Chatterton avait alors dix-sept ans et demi. Deux années lui avaient suffi pour créer une œuvre poétique d’une abondance et d’une variété extraordinaires, l’une des œuvres les plus originales, à coup sûr, que nous offre l’histoire tout entière de la littérature anglaise. Et bien que nombre de critiques illustres se soient ingéniés, de nos jours, à mettre en plein relief l’étonnante beauté littéraire de cette œuvre, comme aussi la manière dont elle a devancé et préparé la révolution romantique des premières années du siècle suivant, c’est encore à M. Ingram que revient le mérite de nous en avoir le mieux défini le sens et la portée véritables, en la replaçant au milieu des circonstances extérieures dont elle est résultée.
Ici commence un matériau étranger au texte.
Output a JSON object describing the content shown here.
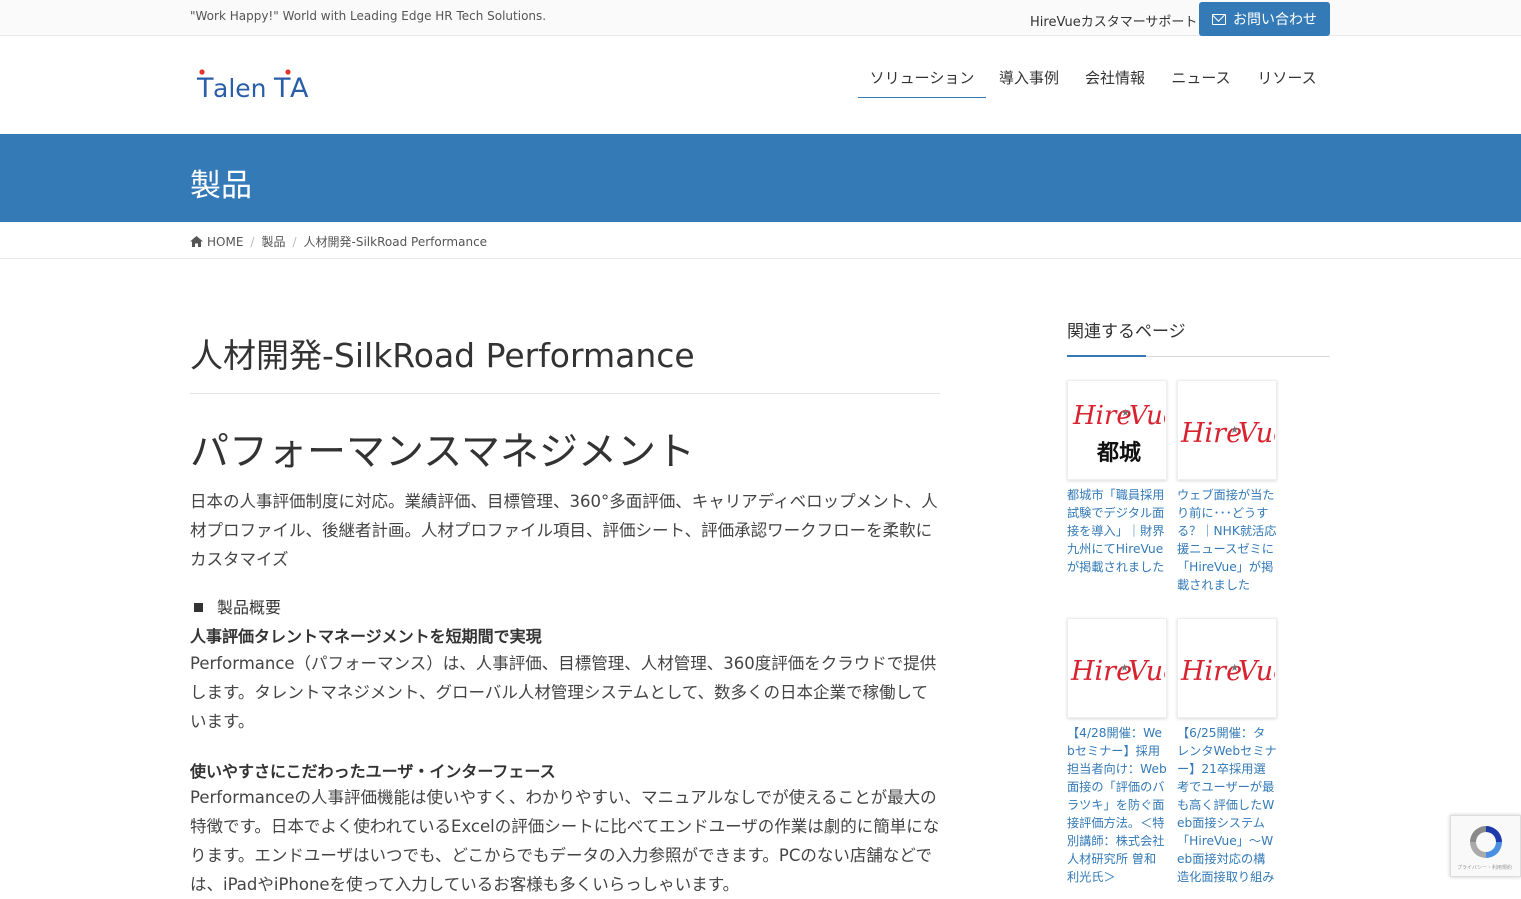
{
  "topbar": {
    "tagline": "\"Work Happy!\" World with Leading Edge HR Tech Solutions.",
    "support_link": "HireVueカスタマーサポート",
    "contact_button": "お問い合わせ"
  },
  "brand": {
    "logo_text": "TalenTA",
    "colors": {
      "primary": "#337ab7",
      "logo_blue": "#2a5ea8",
      "logo_red": "#e8332a"
    }
  },
  "nav": {
    "items": [
      {
        "label": "ソリューション",
        "active": true
      },
      {
        "label": "導入事例"
      },
      {
        "label": "会社情報"
      },
      {
        "label": "ニュース"
      },
      {
        "label": "リソース"
      }
    ]
  },
  "band": {
    "title": "製品"
  },
  "breadcrumb": {
    "home": "HOME",
    "level1": "製品",
    "current": "人材開発-SilkRoad Performance"
  },
  "main": {
    "page_title": "人材開発-SilkRoad Performance",
    "heading": "パフォーマンスマネジメント",
    "lead": "日本の人事評価制度に対応。業績評価、目標管理、360°多面評価、キャリアディベロップメント、人材プロファイル、後継者計画。人材プロファイル項目、評価シート、評価承認ワークフローを柔軟にカスタマイズ",
    "overview_label": "製品概要",
    "section1_heading": "人事評価タレントマネージメントを短期間で実現",
    "section1_body": "Performance（パフォーマンス）は、人事評価、目標管理、人材管理、360度評価をクラウドで提供します。タレントマネジメント、グローバル人材管理システムとして、数多くの日本企業で稼働しています。",
    "section2_heading": "使いやすさにこだわったユーザ・インターフェース",
    "section2_body": "Performanceの人事評価機能は使いやすく、わかりやすい、マニュアルなしでが使えることが最大の特徴です。日本でよく使われているExcelの評価シートに比べてエンドユーザの作業は劇的に簡単になります。エンドユーザはいつでも、どこからでもデータの入力参照ができます。PCのない店舗などでは、iPadやiPhoneを使って入力しているお客様も多くいらっしゃいます。"
  },
  "sidebar": {
    "title": "関連するページ",
    "cards": [
      {
        "logo": "Hire Vue",
        "caption": "都城市「職員採用試験でデジタル面接を導入」｜財界九州にてHireVueが掲載されました"
      },
      {
        "logo": "Hire Vue",
        "caption": "ウェブ面接が当たり前に･･･どうする？｜NHK就活応援ニュースゼミに「HireVue」が掲載されました"
      },
      {
        "logo": "Hire Vue",
        "caption": "【4/28開催：Webセミナー】採用担当者向け：Web面接の「評価のバラツキ」を防ぐ面接評価方法。＜特別講師：株式会社人材研究所 曽和利光氏＞"
      },
      {
        "logo": "Hire Vue",
        "caption": "【6/25開催：タレンタWebセミナー】21卒採用選考でユーザーが最も高く評価したWeb面接システム「HireVue」～Web面接対応の構造化面接取り組み"
      }
    ]
  },
  "recaptcha": {
    "caption": "プライバシー・利用規約"
  }
}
Après un siècle de légendes plus ou moins calomnieuses, — à la naissance desquelles le chirurgien Barrett n’a pas été étranger, — pour la première fois le livre de l’éminent biographe anglais nous révèle, suivant la promesse de son titre, « le vrai Chatterton ; » et l’image qu’il nous en donne n’a pas seulement, sur les précédentes, l’avantage d’être plus conforme à la réalité : il n’y aura pas un des admirateurs du Tournoi et d’Ælla qui n’éprouve une joyeuse surprise à découvrir, sous le double masque alterné de l’impudent faussaire et du sombre héros « byronien, » cette aimable et touchante figure d’un enfant de génie, s’amusant de la vie comme d’un conte de fées, et trop heureux de pouvoir s’assurer, au prix même de la mort la plus misérable, une place immortelle parmi ces « grands » qu’il avait toujours souhaité d’égaler !


T. DE WYZEWA.

  1. Car l’enfant ne se bornait pas à vendre des copies de ses prétendues découvertes : à grand effort, il fabriquait de faux documens anciens, d’un archaïsme assez puéril, mais révélant chez lui une singulière habileté calligraphique.